Workers in various departments have complained about not being paid, being underpaid, or in some cases being overpaid.

'We are fixing it,' Brison says

Public Works Minister Judy Foote has called the situation "unacceptable" and opened a temporary work centre to deal with a growing backlog of Phoenix-related cases.

Treasury Board President Scott Brison said today he is frustrated with the mess and blamed it on the previous Conservative government.

"I'm disgusted by the situation that we inherited and we are fixing it," he said. "We have tremendous respect for the hard work of our public servants and they deserve to be paid accurately and on time."

PSAC calls it a 'national disgrace'

Chris Aylward, vice-president of the Public Service Alliance of Canada, was skeptical the measures would do anything to address the problems and accused the government of "spouting the same rhetoric" for months.

Chris Aylward

Chris Aylward, the national vice-president for PSAC, calls the Phoenix system problems a 'national disgrace.' (Submitted)
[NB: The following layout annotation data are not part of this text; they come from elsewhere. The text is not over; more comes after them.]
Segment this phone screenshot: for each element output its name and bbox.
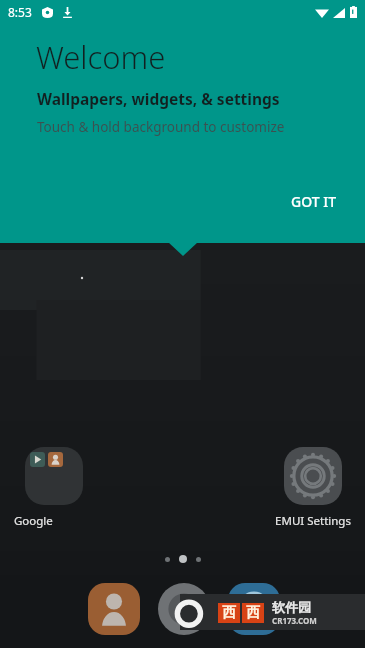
staticText: 软件园: [272, 599, 311, 615]
button[interactable]: [25, 447, 83, 505]
staticText: 8:53: [8, 4, 32, 20]
staticText: 西: [222, 604, 236, 622]
button[interactable]: Contacts: [88, 583, 140, 635]
button[interactable]: Camera: [158, 583, 210, 635]
staticText: Touch & hold background to customize: [37, 118, 285, 136]
staticText: Welcome: [36, 36, 166, 78]
staticText: GOT IT: [291, 192, 337, 211]
staticText: Wallpapers, widgets, & settings: [37, 88, 280, 109]
button[interactable]: EMUI Settings: [284, 447, 342, 505]
staticText: 西: [246, 604, 260, 622]
staticText: CR173.COM: [272, 615, 317, 626]
button[interactable]: GOT IT: [277, 184, 351, 219]
staticText: Google: [14, 513, 94, 529]
staticText: EMUI Settings: [275, 513, 351, 529]
button[interactable]: Gallery: [228, 583, 280, 635]
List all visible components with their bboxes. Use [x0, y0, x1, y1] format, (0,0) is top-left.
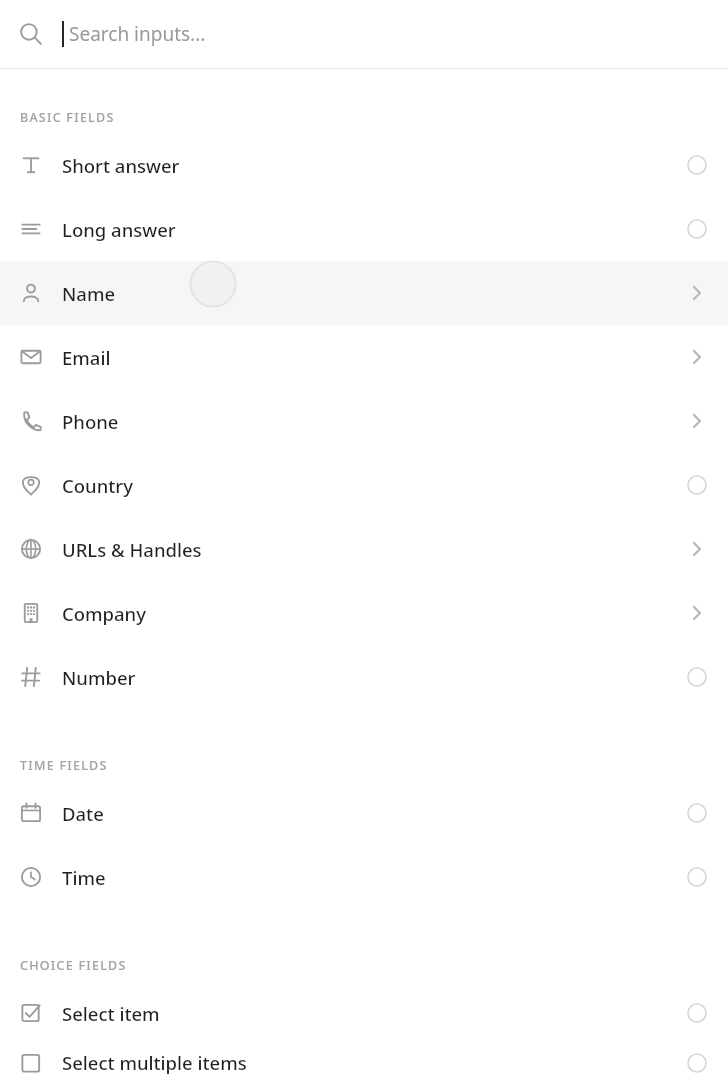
staticText: Name	[62, 281, 666, 306]
staticText: Select item	[62, 1001, 666, 1026]
staticText: URLs & Handles	[62, 537, 666, 562]
staticText: Phone	[62, 409, 666, 434]
staticText: Number	[62, 665, 666, 690]
button[interactable]: Email	[0, 325, 728, 389]
staticText: Country	[62, 473, 666, 498]
other: Search	[0, 0, 62, 68]
button[interactable]: Time	[0, 845, 728, 909]
button[interactable]: Company	[0, 581, 728, 645]
staticText: CHOICE FIELDS	[20, 957, 127, 974]
staticText: Company	[62, 601, 666, 626]
staticText: Email	[62, 345, 666, 370]
button[interactable]: Phone	[0, 389, 728, 453]
button[interactable]: Select item	[0, 981, 728, 1045]
button[interactable]: Search	[0, 0, 728, 68]
button[interactable]: Number	[0, 645, 728, 709]
staticText: BASIC FIELDS	[20, 109, 115, 126]
button[interactable]: Date	[0, 781, 728, 845]
staticText: Long answer	[62, 217, 666, 242]
staticText: Time	[62, 865, 666, 890]
button[interactable]: Long answer	[0, 197, 728, 261]
button[interactable]: Country	[0, 453, 728, 517]
button[interactable]: URLs & Handles	[0, 517, 728, 581]
staticText: Date	[62, 801, 666, 826]
button[interactable]: Select multiple items	[0, 1045, 728, 1080]
staticText: Short answer	[62, 153, 666, 178]
button[interactable]: Name	[0, 261, 728, 325]
staticText: Select multiple items	[62, 1050, 666, 1075]
button[interactable]: Short answer	[0, 133, 728, 197]
staticText: Search inputs...	[69, 21, 206, 47]
staticText: TIME FIELDS	[20, 757, 108, 774]
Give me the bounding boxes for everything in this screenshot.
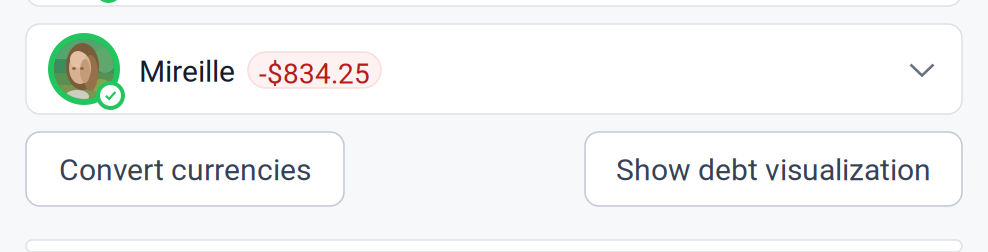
button[interactable]: Show debt visualization: [585, 132, 962, 206]
staticText: -$834.25: [259, 58, 370, 90]
staticText: Mireille: [139, 54, 235, 89]
button[interactable]: Convert currencies: [26, 132, 344, 206]
staticText: Convert currencies: [59, 152, 311, 188]
staticText: Show debt visualization: [616, 152, 931, 188]
button[interactable]: Mireille: [26, 24, 962, 114]
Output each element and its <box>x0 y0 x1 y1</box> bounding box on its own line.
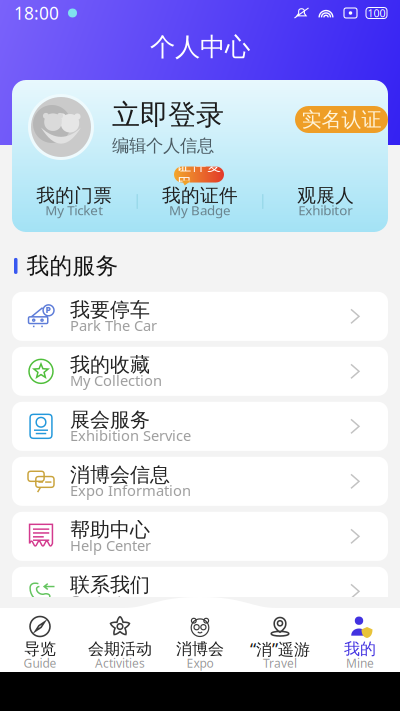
staticText: 我的服务 <box>26 252 118 280</box>
staticText: Expo <box>186 655 214 671</box>
staticText: My Badge <box>169 201 231 219</box>
staticText: My Collection <box>70 371 162 390</box>
staticText: 消博会 <box>176 639 224 659</box>
button[interactable]: 我的 <box>320 616 400 668</box>
staticText: 立即登录 <box>112 98 224 132</box>
staticText: 导览 <box>24 639 56 659</box>
staticText: Contact us <box>70 591 142 610</box>
button[interactable]: 我的收藏 <box>12 347 388 396</box>
staticText: Park The Car <box>70 316 157 335</box>
staticText: 我的证件 <box>162 184 238 207</box>
staticText: Mine <box>346 655 374 671</box>
staticText: Exhibition Service <box>70 426 191 445</box>
staticText: 100 <box>368 6 386 20</box>
button[interactable]: 会期活动 <box>80 616 160 668</box>
staticText: 18:00 <box>14 2 59 24</box>
staticText: My Ticket <box>45 201 103 219</box>
staticText: 观展人 <box>297 184 354 207</box>
staticText: 实名认证 <box>302 107 382 132</box>
staticText: 我的门票 <box>36 184 112 207</box>
staticText: 我的 <box>344 639 376 659</box>
button[interactable]: 我的门票 <box>12 187 137 216</box>
button[interactable]: 展会服务 <box>12 402 388 451</box>
button[interactable]: 导览 <box>0 616 80 668</box>
staticText: 我要停车 <box>70 298 150 322</box>
staticText: “消”遥游 <box>250 638 310 660</box>
button[interactable]: 消博会信息 <box>12 457 388 506</box>
staticText: 证件复用 <box>176 156 222 192</box>
button[interactable]: 联系我们 <box>12 567 388 616</box>
staticText: Exhibitor <box>298 201 353 219</box>
button[interactable]: 实名认证 <box>295 106 388 133</box>
staticText: Activities <box>95 655 145 671</box>
staticText: 展会服务 <box>70 408 150 432</box>
staticText: 会期活动 <box>88 639 152 659</box>
staticText: 我的收藏 <box>70 353 150 377</box>
staticText: Expo Information <box>70 481 191 500</box>
staticText: 消博会信息 <box>70 463 170 487</box>
button[interactable]: 我的证件 <box>138 187 262 216</box>
button[interactable]: “消”遥游 <box>240 616 320 668</box>
button[interactable]: 消博会 <box>160 616 240 668</box>
staticText: Guide <box>24 655 56 671</box>
staticText: Help Center <box>70 536 151 555</box>
button[interactable]: 帮助中心 <box>12 512 388 561</box>
staticText: 帮助中心 <box>70 518 150 542</box>
staticText: Travel <box>263 655 297 671</box>
staticText: 个人中心 <box>150 31 250 62</box>
staticText: 联系我们 <box>70 573 150 597</box>
button[interactable]: 我要停车 <box>12 292 388 341</box>
staticText: 编辑个人信息 <box>112 135 214 156</box>
button[interactable]: 观展人 <box>263 187 388 216</box>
He also suggested officials underestimated the numbers of people most seriously affected.

"I'm not really enthusiastic about what they announced today because they didn't address Phoenix, and until they do the problems will continue," he told CBC News. "This is a national disgrace."

PSAC, which represents 170,000 public servants of the total force of 300,000, wants the Phoenix system taken off-line until the glitches are addressed.

A dozen unions representing federal workers have already filed a notice of application in Federal Court to force the government to pay its employees properly and on time. Aylward said that court action will proceed.